21.yüzyılda sivil toplum, küreselleşmenin de etkisiyle, ulus devletin egemenliğini sarsacak bir pozisyona evirilmiştir.Yaşanan enformasyon devrimiyle, sivil toplum unsurları küre ölçeğinde eşgüdüm halinde eylemler icra edebilmektedir.Küresel bir sivil toplumun oluşumu mümkün hale gelmiştir.Bu oluşum, küresel kültürün ilgili ülkelere taşınmasında oldukça etkili olmaya başlamıştır.Bu yönüyle sivil toplumun bu yeni şeklini, klasik kolonyal müdahalenin şekil değiştirmiş versiyonu olarak görmek mümkündür.Özellikle geleneksel kodların henüz tam olarak çözülmediği,seküler ve modern kültürün bütün unsurlarıyla egemen kılınamadığı toplumlarda sivil toplum aracılığıyla gerçekleştirilen müdahaleler oldukça etkili olabilmektedir.İnsan hakları,kadın hakları,çevre,düşünce özgürlükleri vb. alanlar üzerinden ilgili ülkelere giriş yapan sivil toplum unsurlarının Avrupa merkezci dili ve kültürü egemen kılma yolunda oynadıkları rol hayatidir.Türkiye bu bağlamda en ciddi müdahalelere maruz kalan ve kalmaya da devam eden ülkeler arasındadır.Sivil toplum, Grekten beri içkin olduğu medeni/uygar ve seküler doğasını muhafaza etmekte ve fakat bu sefer bir tür misyonerlik saikiyle hareket etmektedir.
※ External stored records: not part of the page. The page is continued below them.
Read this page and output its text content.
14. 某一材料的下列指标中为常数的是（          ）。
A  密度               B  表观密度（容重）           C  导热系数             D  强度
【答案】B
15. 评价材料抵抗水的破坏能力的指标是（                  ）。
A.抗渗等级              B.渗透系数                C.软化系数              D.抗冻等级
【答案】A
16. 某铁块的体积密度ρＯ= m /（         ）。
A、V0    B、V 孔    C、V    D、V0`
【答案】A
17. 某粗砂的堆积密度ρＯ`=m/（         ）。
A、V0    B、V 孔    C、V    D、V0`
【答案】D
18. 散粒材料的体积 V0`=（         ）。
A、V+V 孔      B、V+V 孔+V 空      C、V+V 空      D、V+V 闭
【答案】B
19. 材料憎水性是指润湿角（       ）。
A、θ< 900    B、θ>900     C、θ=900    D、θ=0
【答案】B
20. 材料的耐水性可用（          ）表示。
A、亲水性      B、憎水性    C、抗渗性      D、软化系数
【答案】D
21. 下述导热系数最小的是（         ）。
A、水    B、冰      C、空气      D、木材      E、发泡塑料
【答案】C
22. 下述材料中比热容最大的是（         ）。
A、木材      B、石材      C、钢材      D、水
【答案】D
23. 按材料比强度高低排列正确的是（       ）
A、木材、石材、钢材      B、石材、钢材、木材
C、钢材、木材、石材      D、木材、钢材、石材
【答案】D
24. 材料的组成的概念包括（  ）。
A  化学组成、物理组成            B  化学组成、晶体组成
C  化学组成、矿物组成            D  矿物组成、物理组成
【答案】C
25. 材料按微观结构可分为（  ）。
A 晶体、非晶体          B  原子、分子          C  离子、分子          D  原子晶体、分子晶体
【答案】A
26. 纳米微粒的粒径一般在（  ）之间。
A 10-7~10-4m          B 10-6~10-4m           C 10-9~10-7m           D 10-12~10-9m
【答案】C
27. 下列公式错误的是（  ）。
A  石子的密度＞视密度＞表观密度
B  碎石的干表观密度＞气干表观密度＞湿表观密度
Türkiye’de ilginç olan ise cemaat havzalarının da kendilerini sivil toplum olarak tanımlamasıdır. Kamusal alanda( ki bu tabir bile ziyadesiyle sorunludur. Hayatı parçalara ayıran ve her parça için ayrı bir değer sistemini yetkilendiren modern akıl “tevhidi perspektife” yabancıdır.) legal faaliyetler icra edebilmek için tercih edilen sivil toplum yaklaşımı,bir süre sonra muhatabını kendi iç hiyerarşik doğasına ve esinlendiği paradigmaya uygun düşünmeye ikna etmektedir.“Cemaatler” kendi içlerinde dinin öğütlediği birliktelik biçimini cari kılmaya çalışırken, kamuya dair söylemlerinde Sivil Toplum Dilini kullanmayı yeğlemektedirler. Bu durum, İslam’ın “put kırıcı” söyleminin amorflaşmasını da beraberinde getirmektedir. Sivil Toplumun köklü seküler geleneği ile İslam’ın sarsıcı itikat dili arasında sıkışan cemaatler “kuş diliyle” konuşmaya mecbur kalmışlardır. Başlangıçta dernek/vakıf mevzuatının oldukça geniş faaliyet sahasından istifade etmek amaçlı kabul edilen bu yaklaşım, şimdilerde din dilinin “sivilleşmesi” sorununu ortaya çıkarmıştır ki bu sorun kolay aşılacağa benzememektedir.Buradaki sivilleşmeden kastımız,bütün bir hayata egemen olması gereken dinin/İslam’ın,sivil toplumun tabiatında içkin olan ayrımlı/parçalı düşünüş tarzına teslim olmaya başlamasıdır.Bu teslimiyetin sonucu,İslami dilin ve söylemin,sadece bireysel dindarlık biçimini tahkim edecek şekilde formüle edilmesidir.İktisadi,içtimai,hukuki,siyasi v.b alanlarda seküler bilginin tahakkümü içselleştirilirken, dinin sadece folklorik meşruiyeti müdafaa edilebilmektedir.Yine bu teslimiyetin sonucunda kamusal alan, sivilliği esas alan seküler bir akla ve ufka teslim olurken, dine sadece özel alanlarda özgürlük vaat edilmektedir. Kanaatimce bu inhiraftan kurtuluş, İslam’ın hayatın bütününe vaziyet eden dilini inşa ederek mümkündür. Bu dilin yüksek düzeyli siyasal perspektifi içkin olduğu ise izahtan varestedir.